Wednesday, January 3, 2018

Joe Olnick Band - Downtown (2017)

Written by Daniel Boyer, posted by blog admin

With an ear for ace improvisation and tendencies that go far beyond the borders of textbook instrumental rock the Joe Olnick Band are firing on all cylinders on Downtown.  Part of a vast, lengthy discography and album number 6 in said sequence; Downtown is airtight in its composition, playing, arrangement and production (Olnick himself mixed and produced).  Featuring a mastering job by Grammy award-winner Reuben Cohen who has done work for Foo Fighters and Ryan Adams this record has an immaculate major label sheen that doesn’t sand away the rough edges.  Instead melodies are pushed to the forefront because of the superb sound quality and the record’s harder grooves are highlighted as well. 

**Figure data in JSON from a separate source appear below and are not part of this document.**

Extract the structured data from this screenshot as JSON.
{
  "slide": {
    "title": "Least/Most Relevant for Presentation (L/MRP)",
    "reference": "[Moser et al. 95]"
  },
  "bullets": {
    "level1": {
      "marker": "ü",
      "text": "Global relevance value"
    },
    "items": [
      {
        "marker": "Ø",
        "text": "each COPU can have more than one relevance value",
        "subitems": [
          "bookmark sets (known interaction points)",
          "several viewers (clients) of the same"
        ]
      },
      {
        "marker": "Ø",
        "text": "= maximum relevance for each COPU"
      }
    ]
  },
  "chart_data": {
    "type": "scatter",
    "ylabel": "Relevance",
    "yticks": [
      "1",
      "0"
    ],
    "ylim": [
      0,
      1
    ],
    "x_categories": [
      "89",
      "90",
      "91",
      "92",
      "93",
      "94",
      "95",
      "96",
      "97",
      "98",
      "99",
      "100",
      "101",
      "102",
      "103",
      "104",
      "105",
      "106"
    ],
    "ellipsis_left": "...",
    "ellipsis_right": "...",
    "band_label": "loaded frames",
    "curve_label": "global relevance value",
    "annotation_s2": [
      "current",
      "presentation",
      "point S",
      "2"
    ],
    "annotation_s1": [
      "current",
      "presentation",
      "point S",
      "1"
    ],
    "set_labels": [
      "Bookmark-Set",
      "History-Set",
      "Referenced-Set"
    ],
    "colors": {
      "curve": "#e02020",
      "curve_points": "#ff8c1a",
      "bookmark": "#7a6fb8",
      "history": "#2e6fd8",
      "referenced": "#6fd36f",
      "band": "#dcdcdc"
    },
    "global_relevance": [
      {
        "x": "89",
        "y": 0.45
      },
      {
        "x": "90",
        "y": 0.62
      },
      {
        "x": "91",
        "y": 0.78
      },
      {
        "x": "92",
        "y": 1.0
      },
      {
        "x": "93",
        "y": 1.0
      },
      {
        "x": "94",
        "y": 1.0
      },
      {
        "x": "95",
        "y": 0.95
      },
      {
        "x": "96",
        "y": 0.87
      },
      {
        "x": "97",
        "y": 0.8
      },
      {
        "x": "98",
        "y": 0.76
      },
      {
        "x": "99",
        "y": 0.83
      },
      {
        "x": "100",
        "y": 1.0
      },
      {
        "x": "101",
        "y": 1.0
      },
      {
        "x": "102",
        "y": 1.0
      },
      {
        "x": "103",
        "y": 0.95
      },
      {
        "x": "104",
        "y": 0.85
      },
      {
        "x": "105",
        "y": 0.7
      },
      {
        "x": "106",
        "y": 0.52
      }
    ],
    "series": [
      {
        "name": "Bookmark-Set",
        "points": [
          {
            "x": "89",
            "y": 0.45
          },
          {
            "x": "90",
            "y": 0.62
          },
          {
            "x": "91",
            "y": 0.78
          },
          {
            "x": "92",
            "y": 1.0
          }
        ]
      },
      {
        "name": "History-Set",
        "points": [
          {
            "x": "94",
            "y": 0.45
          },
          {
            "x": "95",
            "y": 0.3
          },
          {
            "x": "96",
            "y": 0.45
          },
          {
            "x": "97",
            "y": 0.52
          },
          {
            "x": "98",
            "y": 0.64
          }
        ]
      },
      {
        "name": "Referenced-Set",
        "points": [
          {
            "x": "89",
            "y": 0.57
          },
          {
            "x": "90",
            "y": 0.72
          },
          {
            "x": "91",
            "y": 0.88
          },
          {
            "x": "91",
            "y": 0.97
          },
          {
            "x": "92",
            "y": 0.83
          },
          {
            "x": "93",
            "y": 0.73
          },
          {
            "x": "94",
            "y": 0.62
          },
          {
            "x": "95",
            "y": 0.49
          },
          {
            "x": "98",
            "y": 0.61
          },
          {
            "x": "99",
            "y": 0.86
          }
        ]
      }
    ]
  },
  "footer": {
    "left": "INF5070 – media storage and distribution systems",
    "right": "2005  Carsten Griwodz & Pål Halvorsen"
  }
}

“Downtown” shines the spotlight on bassist Jamie Aston’s monster funk bombs and Jamie Smucker’s well-fortified percussive arsenal.  These cavernous, pulsating tremors are guaranteed to get your foot tapping and head shaking as the funk overtakes your every sensory receptor.  Olnick’s winding, labyrinth-like guitar lines traverse the paths paved by Frank Zappa, Jimmy Page, Jimi Hendrix and Syd Barrett.  The gristly, mid-tempo n’ melodic shuck and jive of “Philadelphia Moonlight (Part One)” slithers side winding psyche grooves and blues guitar stings into a leathery, elastic funk jive that’s musical hot lava that’s still plenty pleasing to the ears in terms of its many harmonic qualities. 

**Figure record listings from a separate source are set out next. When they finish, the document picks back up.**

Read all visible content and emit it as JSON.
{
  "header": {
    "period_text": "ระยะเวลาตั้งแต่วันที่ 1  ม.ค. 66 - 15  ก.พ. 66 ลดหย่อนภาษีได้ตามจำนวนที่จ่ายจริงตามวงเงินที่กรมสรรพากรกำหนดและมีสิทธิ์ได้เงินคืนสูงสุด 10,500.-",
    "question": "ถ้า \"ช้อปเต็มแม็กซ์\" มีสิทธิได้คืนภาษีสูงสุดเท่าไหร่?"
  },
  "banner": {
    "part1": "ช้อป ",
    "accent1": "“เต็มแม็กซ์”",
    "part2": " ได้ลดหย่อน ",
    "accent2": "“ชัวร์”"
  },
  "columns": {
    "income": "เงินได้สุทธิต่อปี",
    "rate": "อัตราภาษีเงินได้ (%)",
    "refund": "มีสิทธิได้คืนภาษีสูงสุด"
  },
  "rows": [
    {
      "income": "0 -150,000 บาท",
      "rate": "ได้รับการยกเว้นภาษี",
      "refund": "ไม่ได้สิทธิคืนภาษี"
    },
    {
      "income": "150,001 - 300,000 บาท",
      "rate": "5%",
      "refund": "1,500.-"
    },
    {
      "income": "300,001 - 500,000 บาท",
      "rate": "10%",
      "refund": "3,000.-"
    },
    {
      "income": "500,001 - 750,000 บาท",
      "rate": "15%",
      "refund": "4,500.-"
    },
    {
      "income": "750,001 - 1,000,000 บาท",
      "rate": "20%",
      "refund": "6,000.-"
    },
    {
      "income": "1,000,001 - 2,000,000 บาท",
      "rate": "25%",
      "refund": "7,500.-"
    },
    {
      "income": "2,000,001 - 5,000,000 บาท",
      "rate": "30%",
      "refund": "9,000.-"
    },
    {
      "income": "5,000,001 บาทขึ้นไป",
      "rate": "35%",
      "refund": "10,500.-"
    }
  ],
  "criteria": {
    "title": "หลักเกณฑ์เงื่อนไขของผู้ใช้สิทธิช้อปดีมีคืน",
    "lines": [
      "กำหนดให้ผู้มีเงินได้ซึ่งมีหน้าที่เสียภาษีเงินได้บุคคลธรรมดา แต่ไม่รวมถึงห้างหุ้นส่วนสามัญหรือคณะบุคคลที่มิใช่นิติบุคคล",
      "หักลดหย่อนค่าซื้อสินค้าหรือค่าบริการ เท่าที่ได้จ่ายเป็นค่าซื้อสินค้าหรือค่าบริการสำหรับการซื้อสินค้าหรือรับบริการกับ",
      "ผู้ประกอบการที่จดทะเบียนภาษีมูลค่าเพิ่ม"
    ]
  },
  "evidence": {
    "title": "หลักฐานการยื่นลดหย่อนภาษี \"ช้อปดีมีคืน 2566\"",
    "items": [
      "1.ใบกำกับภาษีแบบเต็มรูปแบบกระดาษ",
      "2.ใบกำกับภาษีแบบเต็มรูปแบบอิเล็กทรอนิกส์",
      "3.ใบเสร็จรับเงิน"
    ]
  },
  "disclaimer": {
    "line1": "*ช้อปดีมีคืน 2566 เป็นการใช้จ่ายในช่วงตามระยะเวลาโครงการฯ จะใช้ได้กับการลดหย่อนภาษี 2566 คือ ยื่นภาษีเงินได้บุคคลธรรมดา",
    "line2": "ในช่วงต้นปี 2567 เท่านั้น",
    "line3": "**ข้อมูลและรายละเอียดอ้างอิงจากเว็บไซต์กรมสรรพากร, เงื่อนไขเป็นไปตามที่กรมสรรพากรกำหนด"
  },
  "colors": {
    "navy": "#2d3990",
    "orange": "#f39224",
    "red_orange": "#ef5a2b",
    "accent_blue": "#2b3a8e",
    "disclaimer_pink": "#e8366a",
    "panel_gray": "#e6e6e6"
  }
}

Grooving, grinding and gravelly, “Food Truck” lends an oddball, slower take on the trio’s muscular, atmospheric funk.  Smucker peppers this tune with well-measured beats as Jamie Aston’s ornery, growly bass grooves have that nasty, absolutely necessary Chris Squire or later John Entwistle grumble to them.  There’s almost a blues feel to this phat, mean tune because of its halted, creepy crawly tempos.  “Parkside” takes a walk down a weirder, noisier path that gives way to the howling, free-wheeling screech jazz of “Philadelphia Moonlight (Part Two)” that obviously borrows a page from both Miles Davis and John Coltrane’s unpredictable tactics.  Syrupy, syncopated drum and bass rhythms jams together and off-time while Olnick’s guitar unwinds like a sonic tapestry in the bleary, freak funk of “Rush Hour.”  Downtown comes to a close on a surprising note when “Sport Complex” literally comes blaring from your stereo speakers with the sole mission of incinerating everything in its path.  The song’s short, economical length of 2 minutes and change loses its mind of nerve-frying electric guitar shred with so much psychedelic distortion applied to the whirlwind atmosphere that every instrumental tone sounds warped and melted.  For an album full of crazy epics, it’s amazing that the album ends with its most succinct piece. 

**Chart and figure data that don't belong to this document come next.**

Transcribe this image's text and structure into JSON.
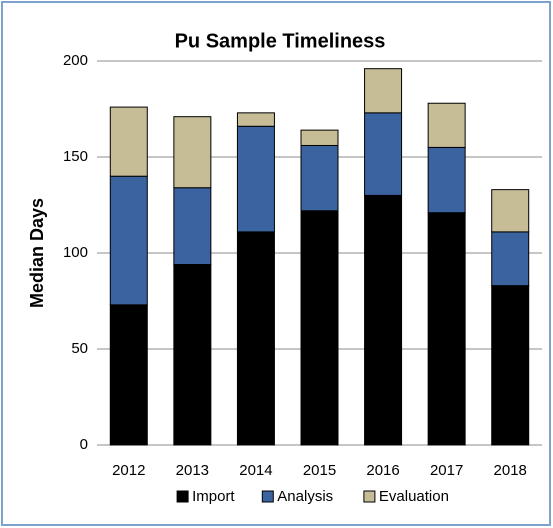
{
  "chart_data": {
    "type": "stacked_bar",
    "title": "Pu Sample Timeliness",
    "y_label": "Median Days",
    "categories": [
      "2012",
      "2013",
      "2014",
      "2015",
      "2016",
      "2017",
      "2018"
    ],
    "series": [
      {
        "name": "Import",
        "color": "#000000",
        "values": [
          73,
          94,
          111,
          122,
          130,
          121,
          83
        ]
      },
      {
        "name": "Analysis",
        "color": "#3b63a0",
        "values": [
          67,
          40,
          55,
          34,
          43,
          34,
          28
        ]
      },
      {
        "name": "Evaluation",
        "color": "#c6bd97",
        "values": [
          36,
          37,
          7,
          8,
          23,
          23,
          22
        ]
      }
    ],
    "ylim": [
      0,
      200
    ],
    "yticks": [
      0,
      50,
      100,
      150,
      200
    ],
    "grid": true,
    "legend": "bottom"
  }
}
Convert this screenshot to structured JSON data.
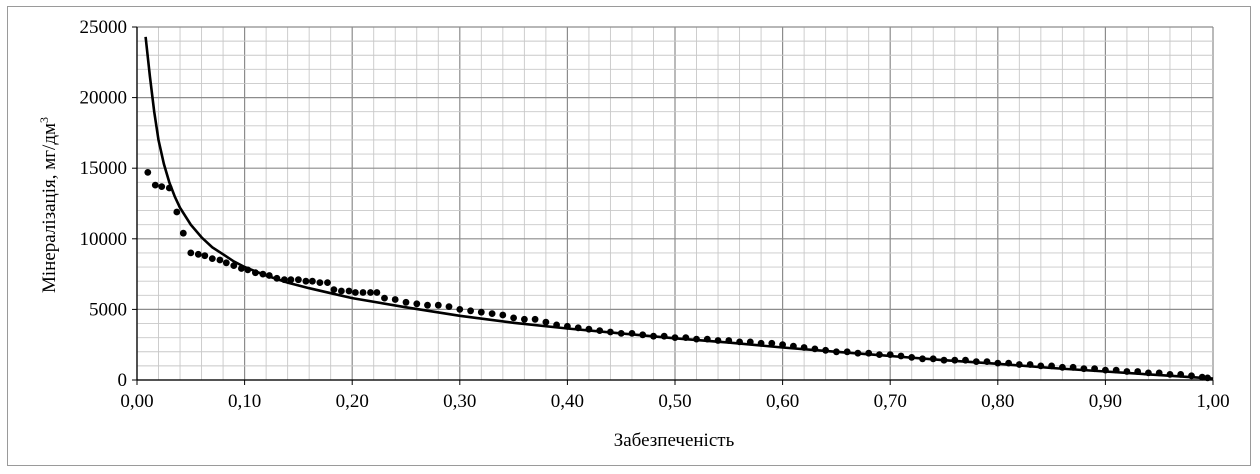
{
  "chart_data": {
    "type": "scatter",
    "title": "",
    "xlabel": "Забезпеченість",
    "ylabel": "Мінералізація, мг/дм",
    "ylabel_superscript": "3",
    "xlim": [
      0,
      1
    ],
    "ylim": [
      0,
      25000
    ],
    "x_ticks": [
      "0,00",
      "0,10",
      "0,20",
      "0,30",
      "0,40",
      "0,50",
      "0,60",
      "0,70",
      "0,80",
      "0,90",
      "1,00"
    ],
    "y_ticks": [
      "0",
      "5000",
      "10000",
      "15000",
      "20000",
      "25000"
    ],
    "grid": true,
    "legend": "none",
    "series": [
      {
        "kind": "points",
        "x": [
          0.01,
          0.017,
          0.023,
          0.03,
          0.037,
          0.043,
          0.05,
          0.057,
          0.063,
          0.07,
          0.077,
          0.083,
          0.09,
          0.097,
          0.103,
          0.11,
          0.117,
          0.123,
          0.13,
          0.137,
          0.143,
          0.15,
          0.157,
          0.163,
          0.17,
          0.177,
          0.183,
          0.19,
          0.197,
          0.203,
          0.21,
          0.217,
          0.223,
          0.23,
          0.24,
          0.25,
          0.26,
          0.27,
          0.28,
          0.29,
          0.3,
          0.31,
          0.32,
          0.33,
          0.34,
          0.35,
          0.36,
          0.37,
          0.38,
          0.39,
          0.4,
          0.41,
          0.42,
          0.43,
          0.44,
          0.45,
          0.46,
          0.47,
          0.48,
          0.49,
          0.5,
          0.51,
          0.52,
          0.53,
          0.54,
          0.55,
          0.56,
          0.57,
          0.58,
          0.59,
          0.6,
          0.61,
          0.62,
          0.63,
          0.64,
          0.65,
          0.66,
          0.67,
          0.68,
          0.69,
          0.7,
          0.71,
          0.72,
          0.73,
          0.74,
          0.75,
          0.76,
          0.77,
          0.78,
          0.79,
          0.8,
          0.81,
          0.82,
          0.83,
          0.84,
          0.85,
          0.86,
          0.87,
          0.88,
          0.89,
          0.9,
          0.91,
          0.92,
          0.93,
          0.94,
          0.95,
          0.96,
          0.97,
          0.98,
          0.99,
          0.995
        ],
        "y": [
          14700,
          13800,
          13700,
          13600,
          11900,
          10400,
          9000,
          8900,
          8800,
          8600,
          8500,
          8300,
          8100,
          7900,
          7800,
          7600,
          7500,
          7400,
          7200,
          7100,
          7100,
          7100,
          7000,
          7000,
          6900,
          6900,
          6400,
          6300,
          6300,
          6200,
          6200,
          6200,
          6200,
          5800,
          5700,
          5500,
          5400,
          5300,
          5300,
          5200,
          5000,
          4900,
          4800,
          4700,
          4600,
          4400,
          4300,
          4300,
          4100,
          3900,
          3800,
          3700,
          3600,
          3500,
          3400,
          3300,
          3300,
          3200,
          3100,
          3100,
          3000,
          3000,
          2900,
          2900,
          2800,
          2800,
          2700,
          2700,
          2600,
          2600,
          2500,
          2400,
          2300,
          2200,
          2100,
          2000,
          2000,
          1900,
          1900,
          1800,
          1800,
          1700,
          1600,
          1500,
          1500,
          1400,
          1400,
          1400,
          1300,
          1300,
          1200,
          1200,
          1100,
          1100,
          1000,
          1000,
          900,
          900,
          800,
          800,
          700,
          700,
          600,
          600,
          500,
          500,
          400,
          400,
          300,
          200,
          150
        ]
      },
      {
        "kind": "fit-line",
        "x": [
          0.008,
          0.012,
          0.016,
          0.02,
          0.025,
          0.03,
          0.035,
          0.04,
          0.05,
          0.06,
          0.07,
          0.08,
          0.09,
          0.1,
          0.12,
          0.14,
          0.16,
          0.18,
          0.2,
          0.25,
          0.3,
          0.35,
          0.4,
          0.45,
          0.5,
          0.55,
          0.6,
          0.65,
          0.7,
          0.75,
          0.8,
          0.85,
          0.9,
          0.95,
          1.0
        ],
        "y": [
          24300,
          21500,
          19000,
          17000,
          15300,
          14000,
          13000,
          12200,
          11000,
          10100,
          9400,
          8900,
          8400,
          8000,
          7400,
          6900,
          6500,
          6150,
          5800,
          5150,
          4550,
          4050,
          3650,
          3300,
          2950,
          2650,
          2300,
          2000,
          1700,
          1400,
          1150,
          850,
          600,
          350,
          100
        ]
      }
    ]
  }
}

There is almost no defining Downtown.  As an album it’s darn near impossible to pin down.  The musicians are talented and technical to the point that the numerous swerves and sudden time signature shifts blur the lines of reality.  Olnick is a stellar songwriting though because just when him and his band mates take a tune to the experimental limit, they always bring things back down to Earth with some gorgeous melodies and stark, attention grabbing sonic counterpoints.  Any fans of hard-hitting, rock-leaned instrumental music with a progressive, experimental backbone will completely fall in love with this group and album.